The 40th paragraph orders that the militia at all times, both
in peace and war, shall be armed and disciplined, and kept in readiness; in what
manner the Quakers shall be excused; and that a magazine of warlike stores be
forever kept at the expense of the State, and by act of the legislature,
established, maintained, and continued in every county in the State.
Whoever considers the following powers vested in the [national]
government, and compares them with the above, must readily perceive they are
either all enervated or annihilated.
By the 1st art., 8th sec., 15th, 16th and 17th clauses,
Congress will be empowered to call forth the militia to execute the laws of the
union, suppress insurrections and repel invasions; to provide for organizing,
arming and disciplining the militia, for the governing such part of them as may
be employed in the service of the United States, and for the erection of forts,
magazines, etc.
And by the 2nd art., 2nd sec., "The president shall be
commander- in-chief of the army and navy of the United States, and of the
militia of the several States when called into actual service of the United
States. . . . except in cases of impeachment."

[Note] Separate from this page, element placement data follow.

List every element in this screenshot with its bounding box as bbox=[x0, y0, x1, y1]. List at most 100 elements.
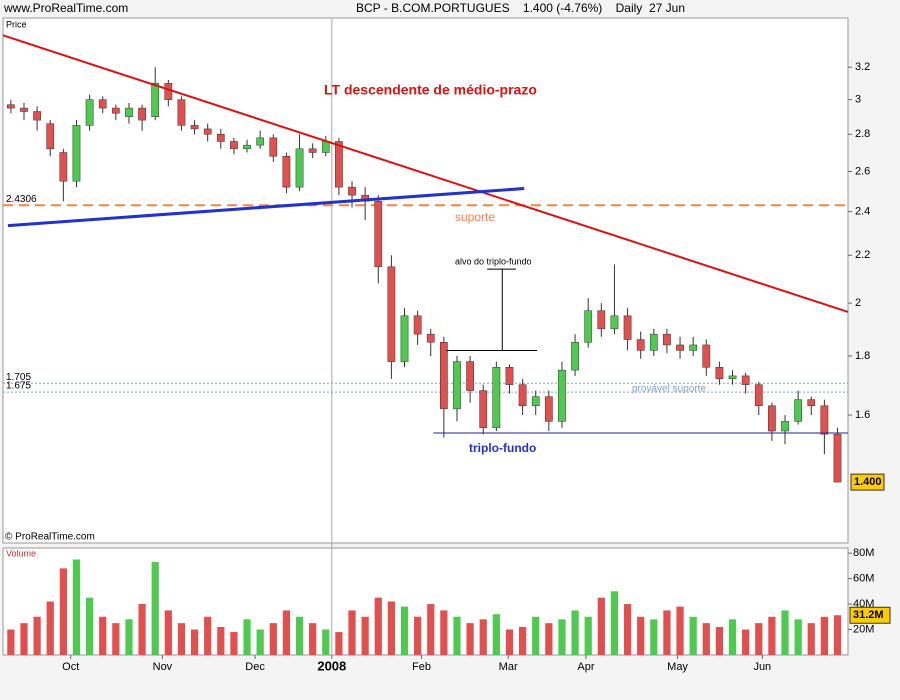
volume-bar bbox=[335, 632, 343, 655]
candle-body bbox=[728, 375, 737, 380]
candle-body bbox=[216, 134, 225, 142]
level-label: 1.705 bbox=[6, 372, 31, 383]
price-panel bbox=[2, 17, 849, 544]
last-volume-label: 31.2M bbox=[853, 609, 884, 621]
last-volume-box bbox=[849, 606, 891, 624]
volume-bar bbox=[623, 604, 632, 655]
candle-body bbox=[400, 315, 409, 362]
candle-body bbox=[558, 369, 566, 422]
volume-bar bbox=[833, 615, 842, 655]
candle-body bbox=[413, 315, 422, 335]
y-tick-label: 60M bbox=[853, 572, 874, 584]
candle-body bbox=[649, 333, 658, 351]
candle-body bbox=[321, 141, 330, 153]
candle-body bbox=[807, 399, 816, 407]
candle-body bbox=[715, 367, 724, 380]
y-tick-label: 3 bbox=[855, 94, 861, 106]
volume-bar bbox=[125, 619, 133, 655]
volume-bar bbox=[85, 597, 94, 655]
candle-body bbox=[46, 123, 55, 150]
candle-body bbox=[85, 99, 94, 126]
candle-body bbox=[203, 128, 212, 135]
x-tick-label: May bbox=[667, 661, 688, 673]
y-tick-label: 2.8 bbox=[855, 128, 870, 140]
volume-bar bbox=[466, 623, 474, 655]
candle-body bbox=[295, 148, 304, 188]
candle-body bbox=[282, 155, 291, 188]
volume-bar bbox=[190, 629, 199, 655]
candle-body bbox=[243, 144, 251, 150]
candle-body bbox=[479, 390, 488, 429]
volume-bar bbox=[361, 616, 369, 655]
volume-bar bbox=[558, 619, 566, 655]
volume-bar bbox=[282, 610, 291, 655]
candle-body bbox=[689, 344, 698, 351]
volume-bar bbox=[138, 604, 146, 655]
level-label: 2.4306 bbox=[6, 194, 37, 205]
candle-body bbox=[256, 137, 265, 146]
candle-body bbox=[623, 315, 632, 340]
volume-bar bbox=[59, 568, 67, 655]
volume-bar bbox=[742, 629, 750, 655]
candle-body bbox=[374, 201, 383, 268]
candle-body bbox=[335, 141, 343, 188]
candle-body bbox=[230, 141, 238, 150]
volume-bar bbox=[374, 597, 382, 655]
candle-body bbox=[741, 375, 750, 385]
volume-bar bbox=[414, 616, 422, 655]
volume-bar bbox=[650, 619, 658, 655]
candle-body bbox=[466, 361, 474, 391]
volume-bar bbox=[518, 626, 527, 655]
volume-bar bbox=[584, 616, 592, 655]
y-label: Price bbox=[6, 19, 27, 29]
annotation: suporte bbox=[455, 210, 495, 224]
candle-body bbox=[531, 396, 540, 407]
volume-bar bbox=[295, 616, 304, 655]
candle-body bbox=[269, 137, 278, 157]
volume-bar bbox=[400, 606, 409, 655]
volume-bar bbox=[177, 623, 186, 655]
volume-bar bbox=[230, 632, 238, 655]
y-tick-label: 80M bbox=[853, 547, 874, 559]
candle-body bbox=[20, 107, 28, 112]
candle-body bbox=[7, 104, 15, 109]
y-tick-label: 2.4 bbox=[855, 206, 870, 218]
x-tick-label: Apr bbox=[577, 661, 594, 673]
candle-body bbox=[125, 107, 133, 117]
volume-bar bbox=[689, 616, 697, 655]
volume-bar bbox=[505, 629, 514, 655]
volume-bar bbox=[807, 623, 815, 655]
last-price-box bbox=[850, 473, 885, 491]
candle-body bbox=[492, 367, 501, 429]
volume-bar bbox=[492, 614, 500, 655]
candle-body bbox=[781, 421, 789, 432]
x-tick-label: Jun bbox=[753, 661, 771, 673]
y-tick-label: 2 bbox=[855, 297, 861, 309]
volume-bar bbox=[309, 623, 317, 655]
y-tick-label: 3.2 bbox=[855, 61, 870, 73]
volume-bar bbox=[204, 616, 212, 655]
candle-body bbox=[544, 396, 553, 422]
volume-bar bbox=[72, 559, 81, 655]
volume-bar bbox=[453, 616, 461, 655]
last-price-label: 1.400 bbox=[854, 476, 882, 488]
x-tick-label: Feb bbox=[412, 661, 431, 673]
candle-body bbox=[151, 82, 160, 117]
candle-body bbox=[59, 152, 68, 182]
trend-line bbox=[2, 34, 849, 313]
volume-bar bbox=[532, 616, 540, 655]
volume-bar bbox=[164, 610, 172, 655]
candle-body bbox=[72, 125, 81, 182]
chart-title: BCP - B.COM.PORTUGUES 1.400 (-4.76%) Dai… bbox=[356, 1, 685, 15]
candle-body bbox=[754, 384, 763, 407]
x-tick-label: Nov bbox=[153, 661, 173, 673]
volume-bar bbox=[151, 562, 159, 655]
volume-bar bbox=[217, 626, 225, 655]
y-tick-label: 2.2 bbox=[855, 249, 870, 261]
volume-bar bbox=[545, 623, 553, 655]
y-label: Volume bbox=[6, 548, 36, 558]
candle-body bbox=[33, 111, 41, 121]
candle-body bbox=[387, 266, 396, 362]
volume-bar bbox=[348, 610, 356, 655]
annotation: triplo-fundo bbox=[469, 441, 536, 455]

And by the 6th art., "The members of the several state
legislatures, and all the executive and judicial officers; both of the United
States, and of the several states, shall be bound by oath or affirmation to
support the constitution."
Can this oath be taken by those who have already taken one
under the constitution of this state? ... From these powers lodged in Congress
and the powers vested in the states, it is clear that there must be a government
within a government; two legislative, executive, and judicial powers. The power
of raising an army in time of peace, and to command the militia, will give the
president ample means to enforce the supreme laws of the land. . . .
42
This paragraph provides "that it shalt be in the
discretion of the legislature to naturalize all such persons and in such manner
as they shall think proper."
The 1st art., 8th sec., 4th clause, give to the new government
power to establish a uniform rule of naturalization. And by the 4th art., 2nd
sec., "the citizens of each state shall be entitled to all the privileges
and immunities of citizens in the several states," whereby the clause is
rendered entirely nugatory.
From this contrast it appears that the general government, when
completely organized, will absorb all those powers of the state which the
framers of its constitution had declared should be only exercised by the
representatives of the people of the state; that the burdens and expense of
supporting a state establishment will be perpetuated; but its operations to
ensure or contribute to any essential measures promotive of the happiness of the
people may be totally prostrated, the general government arrogating to itself
the right of interfering in the most minute objects of internal police, and the
most trifling domestic concerns of every state, by possessing a power of passing
laws "to provide for the general welfare of the United States," which
may affect life, liberty and property in every modification they may think
expedient, unchecked by cautionary reservations, and unrestrained by a
declaration of any of those rights which the wisdom and prudence of America in
the year 1776 held ought to be at all events protected from violation.
In a word, the new constitution will prove finally to dissolve
all the power of the several state legislatures, and destroy the rights and
liberties of the people; for the power of the first will be all in all, and of
the latter a mere shadow and form without substance, and if adopted we may (in
imitation of the Carthagenians) say, Delenda vit America.